2 Timothy 4:16 - Commentary Critical and Explanatory on the Whole Bible

Bible Comments

At my first answer no man stood with me, but all men forsook me: I pray God that it may not be laid to their charge.

At my first answers - i:e., 'defense' in court: at my first public examination. Timothy knew nothing of this until Paul now informs him. But during his former imprisonment at Rome Timothy was with him (Philippians 1:1; Philippians 1:7). He must have been set free before the persecution in A.D. 64 AD, when the Christians were accused of causing the conflagration in Rome; for had he been a prisoner then, he would not have been spared. The tradition (Eusebius, 2: 25) that he was finally beheaded accords with his not having been put to death in the persecution, 64 AD, when burning to death was the mode of executing the Christians, but subsequently. His "first" trial in his second imprisonment was probably on the charge of complicity in the conflagration: his absence from Rome may have been the ground of his acquittal on that charge. [Non liquet] 'Not proven' was the verdict: then followed an adjournment [ampliatio], during which he writes: his final condemnation was probably on the charge of introducing a new and unlawful religion into Rome.

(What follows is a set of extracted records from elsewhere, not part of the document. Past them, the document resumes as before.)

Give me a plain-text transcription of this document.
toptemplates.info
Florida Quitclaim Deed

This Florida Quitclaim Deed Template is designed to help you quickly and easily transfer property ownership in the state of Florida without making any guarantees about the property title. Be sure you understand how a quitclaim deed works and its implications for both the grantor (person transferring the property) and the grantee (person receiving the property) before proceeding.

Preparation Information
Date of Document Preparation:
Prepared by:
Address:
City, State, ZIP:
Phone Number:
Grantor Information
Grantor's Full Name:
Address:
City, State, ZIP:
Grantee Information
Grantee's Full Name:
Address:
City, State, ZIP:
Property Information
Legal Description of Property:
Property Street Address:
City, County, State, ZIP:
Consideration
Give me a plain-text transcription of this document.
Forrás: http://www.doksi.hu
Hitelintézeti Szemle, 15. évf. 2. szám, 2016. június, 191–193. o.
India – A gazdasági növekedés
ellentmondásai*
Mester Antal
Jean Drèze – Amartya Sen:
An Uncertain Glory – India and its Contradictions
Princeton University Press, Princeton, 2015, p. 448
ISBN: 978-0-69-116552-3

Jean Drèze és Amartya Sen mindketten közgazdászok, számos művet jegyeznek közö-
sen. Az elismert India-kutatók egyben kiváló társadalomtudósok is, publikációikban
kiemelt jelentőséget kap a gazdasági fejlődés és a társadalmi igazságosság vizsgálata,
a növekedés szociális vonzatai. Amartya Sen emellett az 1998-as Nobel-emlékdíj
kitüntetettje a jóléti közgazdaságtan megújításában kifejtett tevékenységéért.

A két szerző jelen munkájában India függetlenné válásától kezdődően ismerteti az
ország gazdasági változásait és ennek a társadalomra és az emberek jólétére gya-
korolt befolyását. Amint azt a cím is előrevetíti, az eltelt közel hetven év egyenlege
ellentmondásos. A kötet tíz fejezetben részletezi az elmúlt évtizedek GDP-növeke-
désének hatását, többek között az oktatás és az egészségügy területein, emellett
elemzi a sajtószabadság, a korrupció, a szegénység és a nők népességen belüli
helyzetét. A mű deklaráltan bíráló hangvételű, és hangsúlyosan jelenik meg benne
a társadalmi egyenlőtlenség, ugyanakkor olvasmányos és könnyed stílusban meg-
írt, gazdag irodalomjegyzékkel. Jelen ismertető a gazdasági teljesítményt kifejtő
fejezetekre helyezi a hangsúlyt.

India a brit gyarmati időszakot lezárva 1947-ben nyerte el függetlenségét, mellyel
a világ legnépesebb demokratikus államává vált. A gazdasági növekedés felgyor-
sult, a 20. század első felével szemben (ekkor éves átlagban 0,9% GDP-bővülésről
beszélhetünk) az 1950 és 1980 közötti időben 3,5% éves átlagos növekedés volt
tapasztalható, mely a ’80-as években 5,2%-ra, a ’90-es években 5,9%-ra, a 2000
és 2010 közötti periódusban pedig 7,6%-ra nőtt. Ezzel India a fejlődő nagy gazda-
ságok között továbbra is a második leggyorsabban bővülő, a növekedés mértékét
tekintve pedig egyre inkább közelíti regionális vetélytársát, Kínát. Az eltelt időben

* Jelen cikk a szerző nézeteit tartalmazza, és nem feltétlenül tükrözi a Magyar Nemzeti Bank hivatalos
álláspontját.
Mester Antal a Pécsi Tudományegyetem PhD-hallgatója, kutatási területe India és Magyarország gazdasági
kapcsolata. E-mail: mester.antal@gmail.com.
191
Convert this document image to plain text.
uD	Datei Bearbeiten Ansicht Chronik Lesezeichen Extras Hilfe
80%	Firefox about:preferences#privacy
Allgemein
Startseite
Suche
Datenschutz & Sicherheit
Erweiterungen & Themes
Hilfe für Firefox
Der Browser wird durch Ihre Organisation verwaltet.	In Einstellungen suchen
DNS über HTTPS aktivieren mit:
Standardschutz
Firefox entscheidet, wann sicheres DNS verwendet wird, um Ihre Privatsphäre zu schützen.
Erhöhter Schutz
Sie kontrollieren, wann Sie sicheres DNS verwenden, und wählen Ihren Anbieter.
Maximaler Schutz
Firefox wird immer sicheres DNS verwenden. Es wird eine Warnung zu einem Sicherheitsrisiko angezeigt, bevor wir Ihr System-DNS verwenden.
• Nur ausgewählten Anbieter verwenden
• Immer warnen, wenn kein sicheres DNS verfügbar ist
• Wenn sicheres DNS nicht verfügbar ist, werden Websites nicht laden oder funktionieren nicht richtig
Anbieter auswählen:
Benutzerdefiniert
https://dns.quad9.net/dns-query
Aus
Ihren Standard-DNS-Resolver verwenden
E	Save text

Stood with me, х sumparegeneto (G4836)] - 'came forward with me' as a patron or advocate.

May (it) not be laid to their (THEIR, emphatic) charge - for they were intimidated: their drawing back was not from bad disposition so much as fearing: it will be laid to the charge of those who intimidated them. Still Paul, like Stephen, would doubtless have prayed for his persecutors themselves (Acts 7:60).

2 Timothy 4:16

16 At my first answer no man stood with me, but all men forsook me: I pray God that it may not be laid to their charge.